И словно в подтверждение этих слов раздалось какое-то негромкое фоновое бормотание - то ли речитатив, то ли вправду пение.
-- Подожди! - крикнул Максим. - Ты спроси у него: где он Борьку видел? Слышишь? Сейчас спроси: где видел?
-- Ты тоже, что ль, двинулся?

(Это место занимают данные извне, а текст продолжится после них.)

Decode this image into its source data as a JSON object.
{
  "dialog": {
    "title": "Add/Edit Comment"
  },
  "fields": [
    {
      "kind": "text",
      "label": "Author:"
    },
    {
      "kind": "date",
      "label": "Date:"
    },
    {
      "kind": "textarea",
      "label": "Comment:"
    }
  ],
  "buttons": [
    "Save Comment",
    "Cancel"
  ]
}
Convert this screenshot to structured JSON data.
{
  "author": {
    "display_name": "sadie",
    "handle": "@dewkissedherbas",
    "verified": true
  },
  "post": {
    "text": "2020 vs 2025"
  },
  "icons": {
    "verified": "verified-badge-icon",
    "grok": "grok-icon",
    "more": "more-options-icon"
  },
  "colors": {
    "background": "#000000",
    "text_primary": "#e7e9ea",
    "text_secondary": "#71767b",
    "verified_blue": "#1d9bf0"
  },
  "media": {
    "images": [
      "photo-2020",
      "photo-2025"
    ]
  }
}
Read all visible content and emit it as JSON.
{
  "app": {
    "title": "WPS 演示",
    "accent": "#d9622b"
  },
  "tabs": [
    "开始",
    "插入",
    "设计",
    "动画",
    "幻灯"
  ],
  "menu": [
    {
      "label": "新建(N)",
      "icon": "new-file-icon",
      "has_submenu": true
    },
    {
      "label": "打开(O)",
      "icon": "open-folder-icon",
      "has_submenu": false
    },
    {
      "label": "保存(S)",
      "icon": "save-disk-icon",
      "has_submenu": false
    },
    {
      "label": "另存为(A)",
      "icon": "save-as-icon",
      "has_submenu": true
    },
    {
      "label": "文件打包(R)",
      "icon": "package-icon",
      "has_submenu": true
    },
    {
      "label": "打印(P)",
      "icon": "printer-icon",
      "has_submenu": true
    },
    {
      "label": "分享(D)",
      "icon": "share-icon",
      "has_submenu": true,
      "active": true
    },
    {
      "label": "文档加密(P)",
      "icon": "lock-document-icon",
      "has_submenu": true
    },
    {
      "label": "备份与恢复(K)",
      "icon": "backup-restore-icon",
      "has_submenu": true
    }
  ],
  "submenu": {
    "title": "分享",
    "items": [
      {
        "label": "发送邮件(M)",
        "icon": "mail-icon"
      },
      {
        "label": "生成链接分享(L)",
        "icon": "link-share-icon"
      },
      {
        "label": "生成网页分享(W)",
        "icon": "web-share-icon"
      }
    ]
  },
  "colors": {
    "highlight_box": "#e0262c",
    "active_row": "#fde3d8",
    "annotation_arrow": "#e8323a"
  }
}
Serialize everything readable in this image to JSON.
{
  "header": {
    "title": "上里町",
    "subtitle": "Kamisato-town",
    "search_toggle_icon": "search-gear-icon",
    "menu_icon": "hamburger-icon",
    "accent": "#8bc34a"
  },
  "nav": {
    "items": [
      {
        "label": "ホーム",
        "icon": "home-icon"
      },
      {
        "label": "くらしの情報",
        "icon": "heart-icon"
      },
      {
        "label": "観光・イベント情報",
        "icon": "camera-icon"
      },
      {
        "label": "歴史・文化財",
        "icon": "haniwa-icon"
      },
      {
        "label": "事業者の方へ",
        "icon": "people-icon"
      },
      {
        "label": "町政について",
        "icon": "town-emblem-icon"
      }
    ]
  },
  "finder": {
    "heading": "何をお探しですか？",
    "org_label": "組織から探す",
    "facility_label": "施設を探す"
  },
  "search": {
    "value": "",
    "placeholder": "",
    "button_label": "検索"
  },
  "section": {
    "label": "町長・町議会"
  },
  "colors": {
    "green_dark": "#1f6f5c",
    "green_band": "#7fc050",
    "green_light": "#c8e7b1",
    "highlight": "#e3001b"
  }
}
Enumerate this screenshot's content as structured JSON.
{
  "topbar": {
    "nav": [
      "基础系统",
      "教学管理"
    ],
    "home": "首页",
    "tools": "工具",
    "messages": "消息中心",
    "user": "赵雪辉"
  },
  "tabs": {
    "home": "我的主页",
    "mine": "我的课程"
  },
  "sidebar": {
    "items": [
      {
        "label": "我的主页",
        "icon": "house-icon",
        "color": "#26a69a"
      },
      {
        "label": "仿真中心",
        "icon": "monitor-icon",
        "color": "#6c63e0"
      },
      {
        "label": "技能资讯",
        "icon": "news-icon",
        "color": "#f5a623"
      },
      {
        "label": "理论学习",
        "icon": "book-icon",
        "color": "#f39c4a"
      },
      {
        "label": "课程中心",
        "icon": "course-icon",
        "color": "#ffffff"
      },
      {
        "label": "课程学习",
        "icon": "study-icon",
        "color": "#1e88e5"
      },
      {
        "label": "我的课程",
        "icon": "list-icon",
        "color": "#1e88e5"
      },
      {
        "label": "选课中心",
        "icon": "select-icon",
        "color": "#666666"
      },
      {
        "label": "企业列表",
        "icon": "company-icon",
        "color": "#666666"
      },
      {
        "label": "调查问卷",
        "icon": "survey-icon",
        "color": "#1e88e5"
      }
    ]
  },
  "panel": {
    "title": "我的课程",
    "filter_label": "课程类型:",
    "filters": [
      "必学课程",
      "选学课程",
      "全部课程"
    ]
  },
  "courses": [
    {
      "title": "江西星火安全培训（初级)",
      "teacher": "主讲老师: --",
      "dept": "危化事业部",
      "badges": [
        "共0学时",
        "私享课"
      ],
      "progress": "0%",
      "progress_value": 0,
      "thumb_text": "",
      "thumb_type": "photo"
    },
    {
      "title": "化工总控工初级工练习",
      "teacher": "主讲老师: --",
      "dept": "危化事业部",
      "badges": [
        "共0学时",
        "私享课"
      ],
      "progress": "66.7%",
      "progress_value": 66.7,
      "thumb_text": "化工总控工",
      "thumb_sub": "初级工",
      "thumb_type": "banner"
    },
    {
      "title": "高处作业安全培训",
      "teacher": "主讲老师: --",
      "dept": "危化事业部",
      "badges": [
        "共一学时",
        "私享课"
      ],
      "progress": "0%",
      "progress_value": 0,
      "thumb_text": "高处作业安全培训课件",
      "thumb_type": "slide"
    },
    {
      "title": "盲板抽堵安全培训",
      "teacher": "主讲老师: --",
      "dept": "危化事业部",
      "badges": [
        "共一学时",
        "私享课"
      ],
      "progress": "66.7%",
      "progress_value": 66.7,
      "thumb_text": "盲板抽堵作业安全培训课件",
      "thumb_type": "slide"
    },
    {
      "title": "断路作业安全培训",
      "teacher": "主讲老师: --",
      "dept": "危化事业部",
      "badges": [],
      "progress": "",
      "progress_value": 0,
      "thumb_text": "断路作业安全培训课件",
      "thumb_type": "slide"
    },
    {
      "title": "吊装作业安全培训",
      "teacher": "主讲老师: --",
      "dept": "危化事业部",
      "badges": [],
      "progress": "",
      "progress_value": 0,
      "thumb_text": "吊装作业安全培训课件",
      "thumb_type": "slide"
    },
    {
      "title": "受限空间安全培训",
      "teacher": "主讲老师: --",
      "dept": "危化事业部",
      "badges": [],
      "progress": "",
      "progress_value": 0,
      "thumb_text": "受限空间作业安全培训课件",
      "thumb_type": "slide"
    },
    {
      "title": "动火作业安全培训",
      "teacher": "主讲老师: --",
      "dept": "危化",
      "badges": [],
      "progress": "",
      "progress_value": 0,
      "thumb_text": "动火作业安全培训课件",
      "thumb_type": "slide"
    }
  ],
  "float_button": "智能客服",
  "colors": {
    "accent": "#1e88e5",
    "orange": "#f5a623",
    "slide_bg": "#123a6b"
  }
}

В пьяном кошмаре, где еще.
-- Спроси!
В трубке недоуменно хмыкнули, а фоновое бормотание усилилось, и Максиму явно послышалось, что кто-то тянет "Боже, царя храни...". Он потряс головой, пытаясь восстановить сознание в его нормальном виде.
-- На Динамо, - наконец сказал Сергей.
Максим сплюнул от разочарования.
-- Знаю, помню, что на Динамо. Где?
-- Где, Толян?.. А... На углу, говорит, где заезд на Театральную аллею... А ты чего, Макс? Нарыл чего?
Фоновое бормотание перешло в громовой хохот, который утопил последние Сергеевы слова.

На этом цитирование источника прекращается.